Okay, that's great to hear. Thanks for taking the questions. Thank you.

Your next question comes from Gregory Urenza with RBC Capital Markets.

Hey guys, it's Anish on for Greg. First of all, congrats on the quarter and thanks for taking my question. Just wanted to get your take on the macro slash clinical landscape. From your perspective, when do you expect in-office patient visits to return to pre-pandemic levels? And with this in mind, what are your screening expectations for at-risk T1D for the TiplizMAP program? Thanks so much.

Thank you for the question. Jason, do you want to take that one?

Yeah, it's a great question. And, you know, I think in-office patient visits have already recommenced post-pandemic from what we're hearing in the field. And with respect to screening, I think it's a great question. I think there are multiple different ways that a patient can go about getting screened today. As we've mentioned during previous calls, autoantibody assays are readily available through commercial labs like LabCorp and Quest. We know through data available on LabCorp's website that 98% of patients in their database have an out-of-pocket cost associated with an autoantibody panel of $25 or less, and 65% have an out-of-pocket of zero. So not only is the test available, the test is reimbursed. There are also at-home options supported by JDRF and their T1 Detect program. So patients that are less inclined to go for an in-person physician visit can order a test kit from the comfort of their own home through T1 Detect and have an autoantibody panel conducted from the comfort of their kitchen table, which you know, against the backdrop of a global pandemic. I think JDRF launching this program nearly two years ago was really well-timed. But we anticipate patients being able to get screened and being able to get in to see their physician in person as we potentially roll this drug out in the early part of next year.
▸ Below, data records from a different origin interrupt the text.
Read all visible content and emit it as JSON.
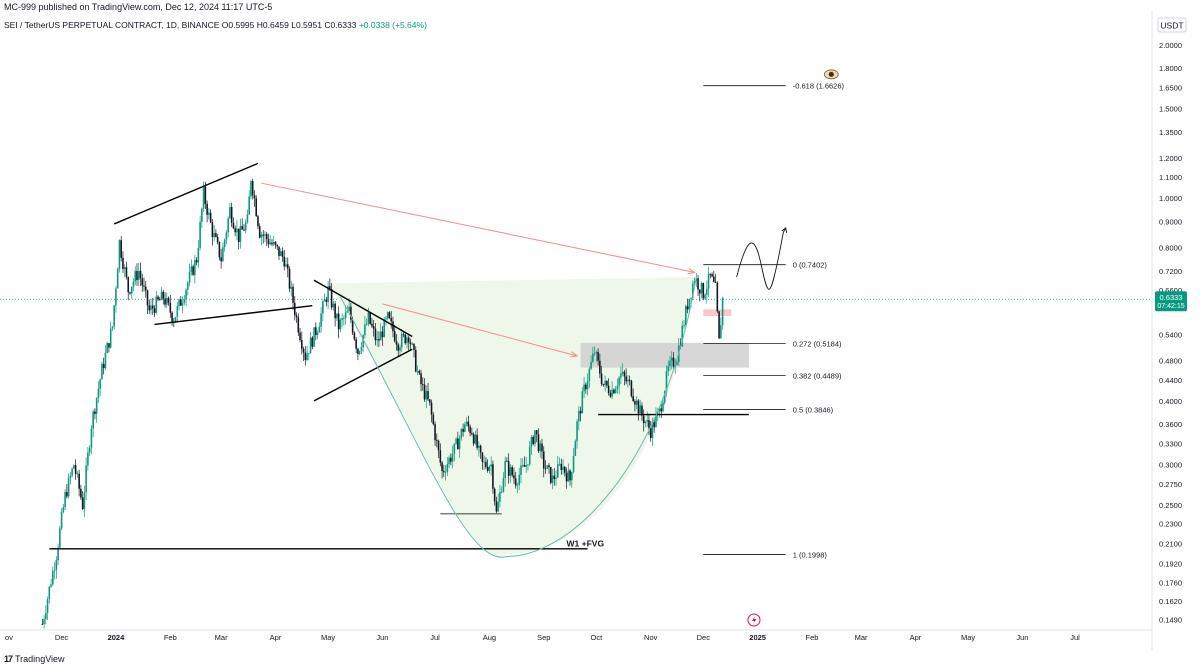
{
  "header": {
    "publisher": "MC-999 published on TradingView.com, Dec 12, 2024 11:17 UTC-5",
    "symbol_line": "SEI / TetherUS PERPETUAL CONTRACT, 1D, BINANCE",
    "ohlc": "O0.5995 H0.6459 L0.5951 C0.6333",
    "change": "+0.0338 (+5.64%)"
  },
  "footer": {
    "logo_text": "TradingView"
  },
  "colors": {
    "up": "#089981",
    "down": "#131722",
    "price_tag": "#089981",
    "arrow": "#f28b8b",
    "curve": "#6cb8b0",
    "cup_fill": "#eef7ea",
    "fvg_box": "#d0d0d0",
    "pink_box": "#f8c8c8"
  },
  "chart_data": {
    "type": "candlestick",
    "scale": "log",
    "currency_label": "USDT",
    "ylim": [
      0.142,
      2.1
    ],
    "y_ticks": [
      "2.0000",
      "1.8000",
      "1.6500",
      "1.5000",
      "1.3500",
      "1.2000",
      "1.1000",
      "1.0000",
      "0.9000",
      "0.8000",
      "0.7200",
      "0.6600",
      "0.5400",
      "0.4800",
      "0.4400",
      "0.4000",
      "0.3600",
      "0.3300",
      "0.3000",
      "0.2750",
      "0.2500",
      "0.2300",
      "0.2100",
      "0.1920",
      "0.1760",
      "0.1620",
      "0.1490"
    ],
    "x_ticks": [
      "ov",
      "Dec",
      "2024",
      "Feb",
      "Mar",
      "Apr",
      "May",
      "Jun",
      "Jul",
      "Aug",
      "Sep",
      "Oct",
      "Nov",
      "Dec",
      "2025",
      "Feb",
      "Mar",
      "Apr",
      "May",
      "Jun",
      "Jul"
    ],
    "x_dates": [
      "2023-11-01",
      "2023-12-01",
      "2024-01-01",
      "2024-02-01",
      "2024-03-01",
      "2024-04-01",
      "2024-05-01",
      "2024-06-01",
      "2024-07-01",
      "2024-08-01",
      "2024-09-01",
      "2024-10-01",
      "2024-11-01",
      "2024-12-01",
      "2025-01-01",
      "2025-02-01",
      "2025-03-01",
      "2025-04-01",
      "2025-05-01",
      "2025-06-01",
      "2025-07-01"
    ],
    "last_price": {
      "value": 0.6333,
      "label": "0.6333",
      "countdown": "07:42:15"
    },
    "price_path": [
      [
        "2023-11-20",
        0.146
      ],
      [
        "2023-11-28",
        0.2
      ],
      [
        "2023-12-03",
        0.26
      ],
      [
        "2023-12-08",
        0.3
      ],
      [
        "2023-12-13",
        0.25
      ],
      [
        "2023-12-18",
        0.36
      ],
      [
        "2023-12-24",
        0.46
      ],
      [
        "2023-12-30",
        0.56
      ],
      [
        "2024-01-03",
        0.82
      ],
      [
        "2024-01-08",
        0.66
      ],
      [
        "2024-01-14",
        0.72
      ],
      [
        "2024-01-20",
        0.6
      ],
      [
        "2024-01-28",
        0.64
      ],
      [
        "2024-02-03",
        0.58
      ],
      [
        "2024-02-08",
        0.64
      ],
      [
        "2024-02-16",
        0.76
      ],
      [
        "2024-02-20",
        1.02
      ],
      [
        "2024-02-25",
        0.86
      ],
      [
        "2024-03-01",
        0.76
      ],
      [
        "2024-03-06",
        0.95
      ],
      [
        "2024-03-11",
        0.84
      ],
      [
        "2024-03-16",
        0.9
      ],
      [
        "2024-03-18",
        1.1
      ],
      [
        "2024-03-23",
        0.86
      ],
      [
        "2024-03-29",
        0.82
      ],
      [
        "2024-04-06",
        0.76
      ],
      [
        "2024-04-13",
        0.58
      ],
      [
        "2024-04-18",
        0.49
      ],
      [
        "2024-04-25",
        0.56
      ],
      [
        "2024-05-01",
        0.66
      ],
      [
        "2024-05-07",
        0.56
      ],
      [
        "2024-05-13",
        0.6
      ],
      [
        "2024-05-18",
        0.5
      ],
      [
        "2024-05-24",
        0.58
      ],
      [
        "2024-05-29",
        0.52
      ],
      [
        "2024-06-04",
        0.58
      ],
      [
        "2024-06-10",
        0.52
      ],
      [
        "2024-06-16",
        0.54
      ],
      [
        "2024-06-22",
        0.44
      ],
      [
        "2024-06-28",
        0.39
      ],
      [
        "2024-07-05",
        0.29
      ],
      [
        "2024-07-12",
        0.32
      ],
      [
        "2024-07-18",
        0.36
      ],
      [
        "2024-07-22",
        0.35
      ],
      [
        "2024-07-28",
        0.3
      ],
      [
        "2024-08-02",
        0.3
      ],
      [
        "2024-08-05",
        0.24
      ],
      [
        "2024-08-10",
        0.3
      ],
      [
        "2024-08-16",
        0.28
      ],
      [
        "2024-08-22",
        0.3
      ],
      [
        "2024-08-27",
        0.35
      ],
      [
        "2024-09-01",
        0.3
      ],
      [
        "2024-09-06",
        0.28
      ],
      [
        "2024-09-11",
        0.3
      ],
      [
        "2024-09-16",
        0.28
      ],
      [
        "2024-09-20",
        0.36
      ],
      [
        "2024-09-24",
        0.42
      ],
      [
        "2024-09-30",
        0.5
      ],
      [
        "2024-10-05",
        0.43
      ],
      [
        "2024-10-10",
        0.42
      ],
      [
        "2024-10-15",
        0.45
      ],
      [
        "2024-10-20",
        0.43
      ],
      [
        "2024-10-26",
        0.38
      ],
      [
        "2024-11-01",
        0.35
      ],
      [
        "2024-11-06",
        0.38
      ],
      [
        "2024-11-11",
        0.46
      ],
      [
        "2024-11-16",
        0.49
      ],
      [
        "2024-11-22",
        0.62
      ],
      [
        "2024-11-26",
        0.7
      ],
      [
        "2024-12-01",
        0.65
      ],
      [
        "2024-12-05",
        0.7
      ],
      [
        "2024-12-08",
        0.66
      ],
      [
        "2024-12-10",
        0.52
      ],
      [
        "2024-12-12",
        0.6333
      ]
    ],
    "fib_levels": [
      {
        "label": "-0.618 (1.6626)",
        "value": 1.6626
      },
      {
        "label": "0 (0.7402)",
        "value": 0.7402
      },
      {
        "label": "0.272 (0.5184)",
        "value": 0.5184
      },
      {
        "label": "0.382 (0.4489)",
        "value": 0.4489
      },
      {
        "label": "0.5 (0.3846)",
        "value": 0.3846
      },
      {
        "label": "1 (0.1998)",
        "value": 0.1998
      }
    ],
    "annotations": {
      "fvg_label": "W1 +FVG",
      "eye_icon": "eye-icon",
      "flash_icon": "lightning-icon"
    }
  }
}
Great. Thank you so much. Congrats on all the progress.

Ladies and gentlemen, this concludes our question and answer session. I would like to turn the conference back over to Ashley Palmer for any closing remarks.

Well, thank you, operator, and thank you all for joining today. We look forward to keeping you updated in the coming weeks.

Please enjoy the rest of your day. The conference has now concluded. Thank you for attending today's presentation. You may now disconnect.